Un ancien diplomate français donne une leçon de politique internationale à ses successeurs.


La diplomatie est un sport de combat
Maurice Gourdault-Montagne, Ambassadeur de France, Soiree francaise du cinema, Berlin, le 10 février 2014 IRC/WENN.COM/SIPA

Cette année voit le vingtième anniversaire du discours historique de Dominique de Villepin au Conseil de sécurité de l’ONU. C’est l’occasion de lire le livre récent de Maurice Gourdault-Montagne, à cette époque Conseiller diplomatique du président Chirac. Celui qui a eu une carrière diplomatique des plus distinguées rend hommage aux architectes de la politique étrangère de la France d’alors et passe en revue plusieurs décennies passées dans les coulisses du pouvoir et les ambassades.


Ambassadeur de France au Japon, au Royaume-Uni, en Allemagne, en Chine, on pouvait craindre en parcourant les 396 pages de Les autres ne pensent pas comme nous de Maurice Gourdault-Montagne un propos diplomatique poli, ménageant les susceptibilités des uns et des autres. En préambule pourtant, l’auteur prévient : « il faut savoir s’affirmer ». La diplomatie n’est pas – seulement – une partie de gala : « Loin de l’image d’Épinal renvoyée par les voyages officiels, le ballet diplomatique des limousines et les communiqués sans saveur, la vie internationale est rude, la compétition âpre, les sentiments inexistants. S’en tenir à des amabilités pour ne pas envenimer la situation, s’effacer devant la force, la mauvaise foi ou la brutalité se révèle tôt ou tard contre-productif ». 

Distribution des points

Michel Gourdault-Montagne passe en revue les présidents qu’il a servis, de Giscard à Macron, et les ministres des Affaires étrangères. Évidemment, les deux grands hommes du livre sont Jacques Chirac et Dominique de Villepin. De ce dernier, ancien camarade de Sciences Po, il dit : « En d’autres siècles, il aurait été un condottiere, un capitaine corsaire ou un maréchal de Napoléon, de préférence pendant les Cent-Jours, quand l’entreprise devint impossible ». Et : « Villepin reste un personnage à part, plus littéraire que politique, plus combattant que négociateur, guidé par ses intuitions, évacuant le confort des certitudes ». Pour les prédécesseurs et les successeurs, le ton reste aimable mais moins dithyrambique. Croisé rapidement quand le jeune Gourdault-Montagne faisait ses premières gammes au Quai d’Orsay, Giscard n’échappe pas à une petite égratignure quant à son choix d’accueillir l’ayatollah Khomeiny en France : « Le seul cadeau que nous ayons reçu de Khomeiny est d’avoir baptisé « rue Neauphle-le-Château » l’artère où se trouve notre ambassade à Téhéran ». Les portraits défilent.
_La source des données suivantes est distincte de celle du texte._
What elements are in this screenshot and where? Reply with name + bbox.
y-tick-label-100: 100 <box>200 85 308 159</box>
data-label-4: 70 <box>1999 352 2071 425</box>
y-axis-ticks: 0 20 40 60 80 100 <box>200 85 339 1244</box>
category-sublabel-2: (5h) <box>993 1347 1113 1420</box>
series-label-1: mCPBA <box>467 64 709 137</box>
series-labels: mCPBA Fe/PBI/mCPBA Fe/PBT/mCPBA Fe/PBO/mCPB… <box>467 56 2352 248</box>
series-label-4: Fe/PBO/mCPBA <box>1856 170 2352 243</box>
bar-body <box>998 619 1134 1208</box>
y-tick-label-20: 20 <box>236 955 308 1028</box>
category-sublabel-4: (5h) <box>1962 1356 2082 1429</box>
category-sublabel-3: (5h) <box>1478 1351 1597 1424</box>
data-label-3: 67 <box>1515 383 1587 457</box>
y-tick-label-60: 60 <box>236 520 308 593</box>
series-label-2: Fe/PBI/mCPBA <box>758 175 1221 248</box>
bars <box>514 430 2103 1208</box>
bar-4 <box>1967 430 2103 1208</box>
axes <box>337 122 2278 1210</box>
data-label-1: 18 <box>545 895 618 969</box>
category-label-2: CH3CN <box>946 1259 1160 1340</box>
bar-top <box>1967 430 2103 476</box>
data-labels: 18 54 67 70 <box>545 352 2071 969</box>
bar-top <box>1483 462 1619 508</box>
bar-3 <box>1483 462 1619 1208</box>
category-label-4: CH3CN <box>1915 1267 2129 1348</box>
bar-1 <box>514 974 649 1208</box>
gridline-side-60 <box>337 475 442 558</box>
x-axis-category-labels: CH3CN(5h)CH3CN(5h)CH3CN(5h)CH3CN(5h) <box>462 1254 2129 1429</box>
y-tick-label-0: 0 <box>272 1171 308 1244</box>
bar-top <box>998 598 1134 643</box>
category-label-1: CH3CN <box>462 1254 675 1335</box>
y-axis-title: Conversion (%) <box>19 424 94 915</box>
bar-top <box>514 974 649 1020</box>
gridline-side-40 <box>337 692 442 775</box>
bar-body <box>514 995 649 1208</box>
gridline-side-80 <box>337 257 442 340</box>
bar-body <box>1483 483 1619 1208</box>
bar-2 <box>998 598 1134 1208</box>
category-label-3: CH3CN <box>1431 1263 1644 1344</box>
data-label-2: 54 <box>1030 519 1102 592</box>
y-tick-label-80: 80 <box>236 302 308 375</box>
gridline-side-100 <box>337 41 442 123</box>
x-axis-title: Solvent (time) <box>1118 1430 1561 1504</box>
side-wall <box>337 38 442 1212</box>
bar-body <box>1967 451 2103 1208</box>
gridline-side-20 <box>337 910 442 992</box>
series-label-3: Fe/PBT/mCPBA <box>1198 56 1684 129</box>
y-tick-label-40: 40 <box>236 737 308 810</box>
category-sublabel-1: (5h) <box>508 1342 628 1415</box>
Mitterrand : « Il émanait de sa personne, quoi qu’il fût de petite taille, une autorité naturelle, une allure souveraine qui reste aujourd’hui encore gravée dans ma mémoire. Je connaissais évidemment les controverses dont il faisait l’objet dans la vie politique nationale, mais il était le président de la République. Le jeune diplomate que j’étais fut tout impressionné ». Sarkozy : « Homme au contact facile, à la personnalité ouverte, voire chaleureuse, mais aux réactions parfois imprévisibles et dont il était parfois difficile de cerner les véritables attentes ». Entre ce qu’il y à faire et à ne pas faire pour un Président de la République, la nuance est subtile : Gourdault-Montagne reproche à Sarkozy d’en avoir trop fait face à Pékin avant les Jeux olympiques de 2008, en recevant le dalaï-lama, ce qui a compliqué un temps les relations entre la France et la Chine, mais aussi à Macron de ne pas en avoir fait assez en Inde, oubliant de se rendre à la grande mosquée de Dehli, geste qui aurait été fort à un moment où la population musulmane (une minorité de 175 millions d’habitants) est visée par une politique d’ « hindouïsation » sous l’égide du premier ministre, Narendra Modi.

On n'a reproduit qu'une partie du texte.